Two Groups of Illegal Migrants Enter Croatia

Total Croatia News

UNHCR has accused Balkan countries for illegally returning migrants to other countries.

In two separate cases on Christmas Eve, eight Afghan and five Albanian nationals illegally entered Croatia in the Dubrovnik area. The police immediately launched the process of readmission and transferred the migrants to the police in Montenegro, the country from which they entered Croatia, reports 24sata.hr on December 27, 2016.

The police in Dubrovnik reported on Tuesday that eight Afghans illegally crossed the Croatian border on Saturday afternoon from Montenegro, somewhere near the village of Dubravka in Konavle region.
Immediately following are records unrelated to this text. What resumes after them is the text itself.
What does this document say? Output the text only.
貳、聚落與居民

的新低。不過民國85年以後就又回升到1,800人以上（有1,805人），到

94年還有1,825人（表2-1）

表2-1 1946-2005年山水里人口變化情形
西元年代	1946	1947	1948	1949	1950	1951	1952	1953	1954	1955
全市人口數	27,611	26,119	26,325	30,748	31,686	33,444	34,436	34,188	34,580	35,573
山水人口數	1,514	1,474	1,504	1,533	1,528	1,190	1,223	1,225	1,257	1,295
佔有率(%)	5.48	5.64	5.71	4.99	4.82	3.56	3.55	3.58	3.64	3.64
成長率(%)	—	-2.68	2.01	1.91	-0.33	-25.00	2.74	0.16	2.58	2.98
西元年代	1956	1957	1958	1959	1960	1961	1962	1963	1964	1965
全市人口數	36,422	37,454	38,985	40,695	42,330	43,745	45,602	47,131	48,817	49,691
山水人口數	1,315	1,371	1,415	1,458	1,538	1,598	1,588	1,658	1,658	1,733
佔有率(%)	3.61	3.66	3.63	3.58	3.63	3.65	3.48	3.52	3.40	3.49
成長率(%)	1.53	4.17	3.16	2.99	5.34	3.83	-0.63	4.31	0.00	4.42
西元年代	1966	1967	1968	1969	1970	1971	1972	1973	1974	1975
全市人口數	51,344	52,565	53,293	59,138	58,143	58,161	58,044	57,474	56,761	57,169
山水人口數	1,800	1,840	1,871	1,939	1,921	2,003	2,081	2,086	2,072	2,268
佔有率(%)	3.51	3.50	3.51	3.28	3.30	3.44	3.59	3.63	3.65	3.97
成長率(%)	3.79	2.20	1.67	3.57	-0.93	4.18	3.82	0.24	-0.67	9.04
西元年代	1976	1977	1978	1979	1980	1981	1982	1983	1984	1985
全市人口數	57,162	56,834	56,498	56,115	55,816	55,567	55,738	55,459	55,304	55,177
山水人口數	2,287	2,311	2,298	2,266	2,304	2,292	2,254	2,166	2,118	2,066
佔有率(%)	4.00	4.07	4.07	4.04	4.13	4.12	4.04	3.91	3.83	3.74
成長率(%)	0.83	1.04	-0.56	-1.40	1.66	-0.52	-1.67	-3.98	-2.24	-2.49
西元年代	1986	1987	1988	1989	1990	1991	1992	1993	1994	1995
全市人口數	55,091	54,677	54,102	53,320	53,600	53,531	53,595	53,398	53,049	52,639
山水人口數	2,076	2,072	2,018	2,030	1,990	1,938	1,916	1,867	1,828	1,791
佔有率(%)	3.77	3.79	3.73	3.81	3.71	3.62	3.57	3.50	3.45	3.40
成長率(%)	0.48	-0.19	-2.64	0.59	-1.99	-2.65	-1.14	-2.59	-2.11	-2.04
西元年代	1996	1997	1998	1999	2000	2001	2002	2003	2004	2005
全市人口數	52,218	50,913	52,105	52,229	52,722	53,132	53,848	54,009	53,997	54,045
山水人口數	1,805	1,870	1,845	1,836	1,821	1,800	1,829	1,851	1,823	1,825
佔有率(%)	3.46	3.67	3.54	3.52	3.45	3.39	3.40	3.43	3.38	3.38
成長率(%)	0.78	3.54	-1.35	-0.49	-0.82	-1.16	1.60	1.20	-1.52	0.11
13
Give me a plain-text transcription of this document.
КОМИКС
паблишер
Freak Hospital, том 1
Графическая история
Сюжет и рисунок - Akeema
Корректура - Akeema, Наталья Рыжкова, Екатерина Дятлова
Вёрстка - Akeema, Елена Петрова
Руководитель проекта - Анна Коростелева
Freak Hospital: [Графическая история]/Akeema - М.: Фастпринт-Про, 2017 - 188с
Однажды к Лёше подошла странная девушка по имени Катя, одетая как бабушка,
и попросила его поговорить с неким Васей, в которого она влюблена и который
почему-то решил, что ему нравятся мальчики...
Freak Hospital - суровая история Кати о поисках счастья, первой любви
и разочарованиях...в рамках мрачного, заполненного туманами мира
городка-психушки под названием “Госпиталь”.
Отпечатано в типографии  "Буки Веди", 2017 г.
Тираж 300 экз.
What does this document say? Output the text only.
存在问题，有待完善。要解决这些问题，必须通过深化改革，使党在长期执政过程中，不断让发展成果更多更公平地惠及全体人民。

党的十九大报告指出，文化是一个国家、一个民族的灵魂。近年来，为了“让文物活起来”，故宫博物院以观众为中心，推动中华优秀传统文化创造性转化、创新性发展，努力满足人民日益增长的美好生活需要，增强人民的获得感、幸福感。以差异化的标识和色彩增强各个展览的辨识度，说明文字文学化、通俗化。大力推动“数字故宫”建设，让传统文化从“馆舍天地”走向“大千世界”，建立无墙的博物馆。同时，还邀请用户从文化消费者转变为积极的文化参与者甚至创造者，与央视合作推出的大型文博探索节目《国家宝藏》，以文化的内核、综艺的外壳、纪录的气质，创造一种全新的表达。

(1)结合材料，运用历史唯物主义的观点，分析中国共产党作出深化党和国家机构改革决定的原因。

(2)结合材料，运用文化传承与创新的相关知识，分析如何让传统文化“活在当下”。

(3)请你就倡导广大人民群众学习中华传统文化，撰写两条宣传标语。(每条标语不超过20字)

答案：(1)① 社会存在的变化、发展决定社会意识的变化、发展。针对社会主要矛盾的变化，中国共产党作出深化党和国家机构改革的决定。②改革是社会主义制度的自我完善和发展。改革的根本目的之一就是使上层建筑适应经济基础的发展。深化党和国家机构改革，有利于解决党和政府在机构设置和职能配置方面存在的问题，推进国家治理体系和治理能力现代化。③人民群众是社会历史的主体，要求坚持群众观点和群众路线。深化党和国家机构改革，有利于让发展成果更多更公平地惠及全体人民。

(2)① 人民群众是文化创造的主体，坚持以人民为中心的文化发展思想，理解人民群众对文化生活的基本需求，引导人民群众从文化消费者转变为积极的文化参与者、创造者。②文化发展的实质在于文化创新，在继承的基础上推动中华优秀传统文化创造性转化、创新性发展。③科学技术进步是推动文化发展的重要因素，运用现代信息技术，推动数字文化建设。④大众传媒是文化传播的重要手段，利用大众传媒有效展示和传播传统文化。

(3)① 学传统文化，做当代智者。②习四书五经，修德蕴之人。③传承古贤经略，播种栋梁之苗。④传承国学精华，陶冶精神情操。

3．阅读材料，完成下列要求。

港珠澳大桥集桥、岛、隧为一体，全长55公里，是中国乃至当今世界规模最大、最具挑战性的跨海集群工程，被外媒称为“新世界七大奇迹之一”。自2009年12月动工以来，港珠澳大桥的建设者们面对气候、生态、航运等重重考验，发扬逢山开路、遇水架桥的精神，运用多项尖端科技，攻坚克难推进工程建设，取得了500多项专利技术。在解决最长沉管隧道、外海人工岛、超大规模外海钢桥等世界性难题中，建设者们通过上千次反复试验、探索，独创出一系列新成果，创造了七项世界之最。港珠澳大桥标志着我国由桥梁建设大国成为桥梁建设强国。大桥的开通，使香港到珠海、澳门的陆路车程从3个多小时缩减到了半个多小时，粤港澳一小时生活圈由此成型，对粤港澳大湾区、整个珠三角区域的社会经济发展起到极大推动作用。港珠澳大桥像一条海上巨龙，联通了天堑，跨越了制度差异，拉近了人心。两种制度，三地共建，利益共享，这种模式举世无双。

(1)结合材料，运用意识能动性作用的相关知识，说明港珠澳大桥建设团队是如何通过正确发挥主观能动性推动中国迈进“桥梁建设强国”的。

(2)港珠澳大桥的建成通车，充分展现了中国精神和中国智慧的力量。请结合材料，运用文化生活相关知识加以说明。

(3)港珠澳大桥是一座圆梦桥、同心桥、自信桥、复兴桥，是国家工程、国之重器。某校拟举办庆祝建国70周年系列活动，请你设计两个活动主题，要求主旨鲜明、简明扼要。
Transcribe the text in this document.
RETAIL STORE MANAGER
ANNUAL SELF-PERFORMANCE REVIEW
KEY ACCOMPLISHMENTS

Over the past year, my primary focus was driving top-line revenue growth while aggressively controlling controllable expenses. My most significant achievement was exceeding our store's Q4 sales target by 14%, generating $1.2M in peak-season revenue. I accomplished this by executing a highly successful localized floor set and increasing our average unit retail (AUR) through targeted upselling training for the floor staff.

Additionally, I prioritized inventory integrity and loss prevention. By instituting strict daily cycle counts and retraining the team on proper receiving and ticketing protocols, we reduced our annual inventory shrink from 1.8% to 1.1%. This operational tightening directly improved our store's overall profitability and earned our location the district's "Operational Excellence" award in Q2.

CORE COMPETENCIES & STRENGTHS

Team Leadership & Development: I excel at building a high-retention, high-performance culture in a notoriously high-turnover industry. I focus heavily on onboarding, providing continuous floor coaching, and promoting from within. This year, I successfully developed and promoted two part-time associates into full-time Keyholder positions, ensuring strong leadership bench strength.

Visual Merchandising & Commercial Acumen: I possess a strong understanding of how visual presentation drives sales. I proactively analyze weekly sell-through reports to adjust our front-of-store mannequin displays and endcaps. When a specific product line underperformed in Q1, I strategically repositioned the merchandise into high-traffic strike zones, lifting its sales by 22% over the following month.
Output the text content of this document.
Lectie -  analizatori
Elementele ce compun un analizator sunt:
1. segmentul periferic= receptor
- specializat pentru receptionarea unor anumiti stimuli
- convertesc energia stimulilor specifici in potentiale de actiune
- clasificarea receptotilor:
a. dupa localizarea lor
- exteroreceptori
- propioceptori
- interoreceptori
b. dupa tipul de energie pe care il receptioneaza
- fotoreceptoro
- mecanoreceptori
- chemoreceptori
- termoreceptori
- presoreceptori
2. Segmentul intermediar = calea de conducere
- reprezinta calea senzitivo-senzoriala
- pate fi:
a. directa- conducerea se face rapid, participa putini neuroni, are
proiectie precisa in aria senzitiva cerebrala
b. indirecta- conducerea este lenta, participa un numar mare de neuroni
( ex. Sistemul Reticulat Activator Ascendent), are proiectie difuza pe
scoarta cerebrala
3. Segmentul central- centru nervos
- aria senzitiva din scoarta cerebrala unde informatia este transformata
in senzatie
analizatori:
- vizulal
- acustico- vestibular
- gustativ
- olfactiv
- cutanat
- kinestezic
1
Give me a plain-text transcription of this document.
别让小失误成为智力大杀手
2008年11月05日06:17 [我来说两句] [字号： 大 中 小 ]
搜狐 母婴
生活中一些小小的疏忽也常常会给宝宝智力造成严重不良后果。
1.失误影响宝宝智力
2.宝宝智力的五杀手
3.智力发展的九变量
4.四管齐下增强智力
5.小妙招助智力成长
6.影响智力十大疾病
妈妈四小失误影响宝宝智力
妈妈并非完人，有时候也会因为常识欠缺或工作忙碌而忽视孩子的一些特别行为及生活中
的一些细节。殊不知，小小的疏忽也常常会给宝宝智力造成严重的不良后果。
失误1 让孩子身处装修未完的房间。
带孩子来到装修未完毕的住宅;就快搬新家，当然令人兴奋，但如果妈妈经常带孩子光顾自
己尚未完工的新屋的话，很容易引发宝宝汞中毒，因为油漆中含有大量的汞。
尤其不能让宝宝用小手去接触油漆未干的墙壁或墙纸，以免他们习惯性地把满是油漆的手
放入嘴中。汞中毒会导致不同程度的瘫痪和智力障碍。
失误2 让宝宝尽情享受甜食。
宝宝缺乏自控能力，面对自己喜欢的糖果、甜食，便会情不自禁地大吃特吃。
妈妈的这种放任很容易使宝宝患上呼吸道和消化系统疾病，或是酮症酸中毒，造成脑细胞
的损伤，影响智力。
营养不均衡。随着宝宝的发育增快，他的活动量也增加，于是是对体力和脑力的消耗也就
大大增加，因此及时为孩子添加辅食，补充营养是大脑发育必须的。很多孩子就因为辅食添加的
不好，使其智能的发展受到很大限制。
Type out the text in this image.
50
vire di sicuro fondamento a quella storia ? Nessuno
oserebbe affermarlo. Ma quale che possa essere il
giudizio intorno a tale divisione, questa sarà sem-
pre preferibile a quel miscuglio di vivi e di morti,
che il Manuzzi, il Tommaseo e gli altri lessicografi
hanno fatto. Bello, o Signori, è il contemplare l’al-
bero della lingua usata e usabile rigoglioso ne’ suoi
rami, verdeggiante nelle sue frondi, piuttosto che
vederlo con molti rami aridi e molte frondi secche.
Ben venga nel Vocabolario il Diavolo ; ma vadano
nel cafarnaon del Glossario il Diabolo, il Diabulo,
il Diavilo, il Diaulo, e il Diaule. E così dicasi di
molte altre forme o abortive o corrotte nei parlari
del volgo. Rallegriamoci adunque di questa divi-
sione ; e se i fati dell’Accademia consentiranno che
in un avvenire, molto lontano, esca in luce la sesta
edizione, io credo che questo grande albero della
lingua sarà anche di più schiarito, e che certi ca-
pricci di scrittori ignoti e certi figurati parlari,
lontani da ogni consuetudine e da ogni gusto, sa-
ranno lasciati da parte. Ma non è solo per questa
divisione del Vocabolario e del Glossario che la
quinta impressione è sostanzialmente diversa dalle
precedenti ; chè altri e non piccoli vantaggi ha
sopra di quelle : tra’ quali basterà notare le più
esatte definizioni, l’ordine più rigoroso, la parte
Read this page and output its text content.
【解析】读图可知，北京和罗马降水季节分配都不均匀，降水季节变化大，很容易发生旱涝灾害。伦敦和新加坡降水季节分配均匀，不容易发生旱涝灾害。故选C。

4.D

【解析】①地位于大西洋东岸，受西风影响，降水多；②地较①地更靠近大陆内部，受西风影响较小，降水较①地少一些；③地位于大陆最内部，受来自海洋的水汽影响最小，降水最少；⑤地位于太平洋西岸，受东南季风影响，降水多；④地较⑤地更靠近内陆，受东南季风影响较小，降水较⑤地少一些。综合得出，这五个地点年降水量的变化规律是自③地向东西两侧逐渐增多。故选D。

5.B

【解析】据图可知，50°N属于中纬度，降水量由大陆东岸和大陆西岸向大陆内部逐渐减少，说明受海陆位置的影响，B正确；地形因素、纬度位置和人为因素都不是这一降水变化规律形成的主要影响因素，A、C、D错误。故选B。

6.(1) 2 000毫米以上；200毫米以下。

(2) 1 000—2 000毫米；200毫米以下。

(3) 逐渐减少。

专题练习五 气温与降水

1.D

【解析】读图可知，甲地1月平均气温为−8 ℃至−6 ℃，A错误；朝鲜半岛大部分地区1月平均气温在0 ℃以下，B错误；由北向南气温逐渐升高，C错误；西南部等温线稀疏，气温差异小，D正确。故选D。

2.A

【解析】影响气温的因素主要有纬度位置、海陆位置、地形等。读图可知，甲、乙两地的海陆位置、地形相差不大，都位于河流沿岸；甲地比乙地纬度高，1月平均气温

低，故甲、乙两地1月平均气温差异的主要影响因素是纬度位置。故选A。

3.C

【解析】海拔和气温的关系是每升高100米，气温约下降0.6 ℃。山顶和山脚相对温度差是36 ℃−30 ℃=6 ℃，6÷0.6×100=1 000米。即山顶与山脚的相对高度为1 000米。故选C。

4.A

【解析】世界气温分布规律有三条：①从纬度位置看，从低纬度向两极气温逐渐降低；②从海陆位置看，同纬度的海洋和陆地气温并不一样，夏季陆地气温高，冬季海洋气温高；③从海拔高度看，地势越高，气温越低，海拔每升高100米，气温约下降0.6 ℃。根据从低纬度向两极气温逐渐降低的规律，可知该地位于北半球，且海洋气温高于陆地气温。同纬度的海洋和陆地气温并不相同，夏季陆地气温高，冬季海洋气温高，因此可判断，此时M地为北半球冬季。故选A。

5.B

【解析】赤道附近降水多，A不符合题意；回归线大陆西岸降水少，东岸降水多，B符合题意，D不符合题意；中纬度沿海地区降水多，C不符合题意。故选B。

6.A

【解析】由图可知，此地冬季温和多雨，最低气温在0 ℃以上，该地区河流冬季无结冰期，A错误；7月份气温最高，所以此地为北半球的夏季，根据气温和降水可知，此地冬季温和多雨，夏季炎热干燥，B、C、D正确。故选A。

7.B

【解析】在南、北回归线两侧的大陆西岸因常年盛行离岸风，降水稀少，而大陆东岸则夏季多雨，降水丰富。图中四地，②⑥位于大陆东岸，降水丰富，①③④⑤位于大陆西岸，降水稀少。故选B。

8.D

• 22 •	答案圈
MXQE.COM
On the same day, five Albanian citizens entered Croatia near the Klek border crossing. They were previously, before the border crossing itself, brought in a vehicle by an Albanian, who then crossed the state border legally over the crossing, and the migrants re-boarded the vehicle after illegally crossing the border on foot.

The Dubrovnik-Neretva Police Department issued to these foreign nationals a ban on entry and stay in Croatia for a term of one or two years, and immediately initiated the process of readmission and turned them over to Montenegrin police.

The Albanian citizen who assisted them in illegally crossing the border has received a misdemeanour charge.

In a separate development, UNHCR on Tuesday announced that illegal deportations of migrants who try to reach Western Europe through the so-called Balkan route were on the rise.

About a thousand people from the Middle East, Asia and Africa “were expelled just in November along the Balkan route… which is more than before”, said a spokeswoman for UNHCR in Serbia Mirjana Milenkovska.

Hundreds of thousands of migrants have tried to use the Balkan route through Macedonia, Serbia, Croatia, Hungary and Slovenia to reach Western Europe from Greece, before it was closed down in March 2016.

Non-governmental human rights organizations and activists have warned that the number of legally registered migrants who have been “illegally deported” from Serbia to Bulgaria and Macedonia has increased.

In Serbia, there are currently around 7,000 migrants. Most of them are accommodated in 13 reception centres, while about a thousand of them sleep in outdoor areas in downtown Belgrade.